Durante todo o seu período de atividade, uma das maiores preocupações nas reuniões de pauta do Mania de Saúde é buscar sempre levar informação ao leitor sobre os mais variados temas ligados à área da saúde. Entendemos que nosso papel como veículo de comunicação é procurar sempre profissionais capacitados e reconhecidos em suas áreas para que você tenha sempre o conhecimento daquilo que está presente no nosso dia a dia. 

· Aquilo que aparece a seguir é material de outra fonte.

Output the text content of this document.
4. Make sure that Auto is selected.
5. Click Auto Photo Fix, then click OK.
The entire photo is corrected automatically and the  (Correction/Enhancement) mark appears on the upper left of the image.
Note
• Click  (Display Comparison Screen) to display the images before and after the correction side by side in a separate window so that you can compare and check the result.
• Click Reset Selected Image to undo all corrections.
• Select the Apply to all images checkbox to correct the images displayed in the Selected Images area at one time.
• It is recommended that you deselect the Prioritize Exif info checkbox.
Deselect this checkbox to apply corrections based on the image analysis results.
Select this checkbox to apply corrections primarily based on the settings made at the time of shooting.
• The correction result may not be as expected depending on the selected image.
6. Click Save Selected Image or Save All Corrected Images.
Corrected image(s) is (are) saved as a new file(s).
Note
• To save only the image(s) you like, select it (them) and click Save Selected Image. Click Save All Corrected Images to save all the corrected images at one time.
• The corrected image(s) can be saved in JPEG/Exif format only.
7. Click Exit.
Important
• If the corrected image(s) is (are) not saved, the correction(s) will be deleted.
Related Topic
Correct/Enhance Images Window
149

Nossa ligação com a UniRedentor nos permitiu mergulhar mais profundamente dentro do universo do autismo, que sempre foi cercado de muitas dúvidas pela população em geral. O trabalho realizado no CACI nos permitiu entender um pouco melhor sobre o tema e, consequentemente, trazer em nossas páginas mais informação sobre o assunto. De acordo com a vice-diretora da UniRedentor, Dra. Cláudia Boechat, quanto mais informação as pessoas tiverem sobre o autismo, melhor. “Quanto mais se falar, melhor. Isso pode parecer até um pouco demais, mas o fato é que as pessoas não conhecem de fato o autismo. Existe uma série de ideias erradas e pré-conceitos sobre o assunto. Pessoas que acham que todos os autistas têm que ter alguma habilidade especial, ser hiperdotado. Outros acham que o autista tem alguma deficiência cognitiva. Na verdade, cada autista é diferente do outro. É importante conscientizar que o autismo é só mais uma característica diferente em uma criança, assim como todas são diferentes umas das outras. Uma é mais tímida, outra é mais agitada e isso precisa ser respeitado”.

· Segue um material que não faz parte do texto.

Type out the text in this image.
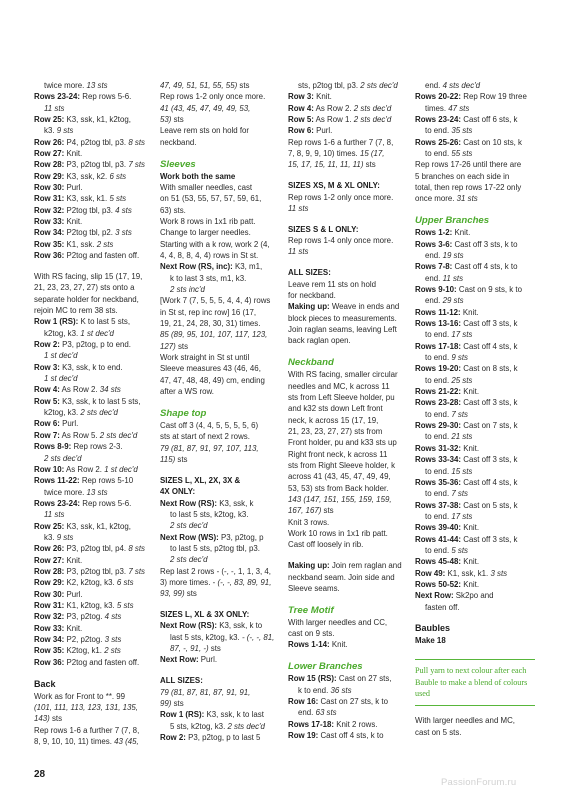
twice more. 13 sts

Rows 23-24: Rep rows 5-6.

11 sts

Row 25: K3, ssk, k1, k2tog,

k3. 9 sts

Row 26: P4, p2tog tbl, p3. 8 sts

Row 27: Knit.

Row 28: P3, p2tog tbl, p3. 7 sts

Row 29: K3, ssk, k2. 6 sts

Row 30: Purl.

Row 31: K3, ssk, k1. 5 sts

Row 32: P2tog tbl, p3. 4 sts

Row 33: Knit.

Row 34: P2tog tbl, p2. 3 sts

Row 35: K1, ssk. 2 sts

Row 36: P2tog and fasten off.

With RS facing, slip 15 (17, 19,

21, 23, 23, 27, 27) sts onto a

separate holder for neckband,

rejoin MC to rem 38 sts.

Row 1 (RS): K to last 5 sts,

k2tog, k3. 1 st dec'd

Row 2: P3, p2tog, p to end.

1 st dec'd

Row 3: K3, ssk, k to end.

1 st dec'd

Row 4: As Row 2. 34 sts

Row 5: K3, ssk, k to last 5 sts,

k2tog, k3. 2 sts dec'd

Row 6: Purl.

Row 7: As Row 5. 2 sts dec'd

Rows 8-9: Rep rows 2-3.

2 sts dec'd

Row 10: As Row 2. 1 st dec'd

Rows 11-22: Rep rows 5-10

twice more. 13 sts

Rows 23-24: Rep rows 5-6.

11 sts

Row 25: K3, ssk, k1, k2tog,

k3. 9 sts

Row 26: P3, p2tog tbl, p4. 8 sts

Row 27: Knit.

Row 28: P3, p2tog tbl, p3. 7 sts

Row 29: K2, k2tog, k3. 6 sts

Row 30: Purl.

Row 31: K1, k2tog, k3. 5 sts

Row 32: P3, p2tog. 4 sts

Row 33: Knit.

Row 34: P2, p2tog. 3 sts

Row 35: K2tog, k1. 2 sts

Row 36: P2tog and fasten off.

Back

Work as for Front to **. 99

(101, 111, 113, 123, 131, 135,

143) sts

Rep rows 1-6 a further 7 (7, 8,

8, 9, 10, 10, 11) times. 43 (45,

47, 49, 51, 51, 55, 55) sts

Rep rows 1-2 only once more.

41 (43, 45, 47, 49, 49, 53,

53) sts

Leave rem sts on hold for

neckband.

Sleeves

Work both the same

With smaller needles, cast

on 51 (53, 55, 57, 57, 59, 61,

63) sts.

Work 8 rows in 1x1 rib patt.

Change to larger needles.

Starting with a k row, work 2 (4,

4, 4, 8, 8, 4, 4) rows in St st.

Next Row (RS, inc): K3, m1,

k to last 3 sts, m1, k3.

2 sts inc'd

[Work 7 (7, 5, 5, 5, 4, 4, 4) rows

in St st, rep inc row] 16 (17,

19, 21, 24, 28, 30, 31) times.

85 (89, 95, 101, 107, 117, 123,

127) sts

Work straight in St st until

Sleeve measures 43 (46, 46,

47, 47, 48, 48, 49) cm, ending

after a WS row.

Shape top

Cast off 3 (4, 4, 5, 5, 5, 5, 6)

sts at start of next 2 rows.

79 (81, 87, 91, 97, 107, 113,

115) sts

SIZES L, XL, 2X, 3X &

4X ONLY:

Next Row (RS): K3, ssk, k

to last 5 sts, k2tog, k3.

2 sts dec'd

Next Row (WS): P3, p2tog, p

to last 5 sts, p2tog tbl, p3.

2 sts dec'd

Rep last 2 rows - (-, -, 1, 1, 3, 4,

3) more times. - (-, -, 83, 89, 91,

93, 99) sts

SIZES L, XL & 3X ONLY:

Next Row (RS): K3, ssk, k to

last 5 sts, k2tog, k3. - (-, -, 81,

87, -, 91, -) sts

Next Row: Purl.

ALL SIZES:

79 (81, 87, 81, 87, 91, 91,

99) sts

Row 1 (RS): K3, ssk, k to last

5 sts, k2tog, k3. 2 sts dec'd

Row 2: P3, p2tog, p to last 5

sts, p2tog tbl, p3. 2 sts dec'd

Row 3: Knit.

Row 4: As Row 2. 2 sts dec'd

Row 5: As Row 1. 2 sts dec'd

Row 6: Purl.

Rep rows 1-6 a further 7 (7, 8,

7, 8, 9, 9, 10) times. 15 (17,

15, 17, 15, 11, 11, 11) sts

SIZES XS, M & XL ONLY:

Rep rows 1-2 only once more.

11 sts

SIZES S & L ONLY:

Rep rows 1-4 only once more.

11 sts

ALL SIZES:

Leave rem 11 sts on hold

for neckband.

Making up: Weave in ends and

block pieces to measurements.

Join raglan seams, leaving Left

back raglan open.

Neckband

With RS facing, smaller circular

needles and MC, k across 11

sts from Left Sleeve holder, pu

and k32 sts down Left front

neck, k across 15 (17, 19,

21, 23, 23, 27, 27) sts from

Front holder, pu and k33 sts up

Right front neck, k across 11

sts from Right Sleeve holder, k

across 41 (43, 45, 47, 49, 49,

53, 53) sts from Back holder.

143 (147, 151, 155, 159, 159,

167, 167) sts

Knit 3 rows.

Work 10 rows in 1x1 rib patt.

Cast off loosely in rib.

Making up: Join rem raglan and

neckband seam. Join side and

Sleeve seams.

Tree Motif

With larger needles and CC,

cast on 9 sts.

Rows 1-14: Knit.

Lower Branches

Row 15 (RS): Cast on 27 sts,

k to end. 36 sts

Row 16: Cast on 27 sts, k to

end. 63 sts

Rows 17-18: Knit 2 rows.

Row 19: Cast off 4 sts, k to

end. 4 sts dec'd

Rows 20-22: Rep Row 19 three

times. 47 sts

Rows 23-24: Cast off 6 sts, k

to end. 35 sts

Rows 25-26: Cast on 10 sts, k

to end. 55 sts

Rep rows 17-26 until there are

5 branches on each side in

total, then rep rows 17-22 only

once more. 31 sts

Upper Branches

Rows 1-2: Knit.

Rows 3-6: Cast off 3 sts, k to

end. 19 sts

Rows 7-8: Cast off 4 sts, k to

end. 11 sts

Rows 9-10: Cast on 9 sts, k to

end. 29 sts

Rows 11-12: Knit.

Rows 13-16: Cast off 3 sts, k

to end. 17 sts

Rows 17-18: Cast off 4 sts, k

to end. 9 sts

Rows 19-20: Cast on 8 sts, k

to end. 25 sts

Rows 21-22: Knit.

Rows 23-28: Cast off 3 sts, k

to end. 7 sts

Rows 29-30: Cast on 7 sts, k

to end. 21 sts

Rows 31-32: Knit.

Rows 33-34: Cast off 3 sts, k

to end. 15 sts

Rows 35-36: Cast off 4 sts, k

to end. 7 sts

Rows 37-38: Cast on 5 sts, k

to end. 17 sts

Rows 39-40: Knit.

Rows 41-44: Cast off 3 sts, k

to end. 5 sts

Rows 45-48: Knit.

Row 49: K1, ssk, k1. 3 sts

Rows 50-52: Knit.

Next Row: Sk2po and

fasten off.

Baubles

Make 18

Pull yarn to next colour after each Bauble to make a blend of colours used

With larger needles and MC,

cast on 5 sts.

28
PassionForum.ru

Ainda segundo a vice-diretora, os meios de comunicação desempenham um papel importante neste cenário. “Quanto mais pessoas forem conscientizadas, melhor, para que se fomente políticas públicas para dar conta dos atendimentos. Quanto mais cedo a criança for abordada, melhor será o seu desenvolvimento. É preciso conscientizar a sociedade, os médicos, os pediatras com relação aos sinais de alerta do autismo, para que a intervenção ocorra o mais precoce possível, porque isso vai ser determinante no desenvolvimento desta criança. E os políticos precisam saber que é preciso que se invista em políticas públicas para a identificação e a intervenção precoce, a fim de que tenhamos uma sociedade com autistas de fato incluídos nela”.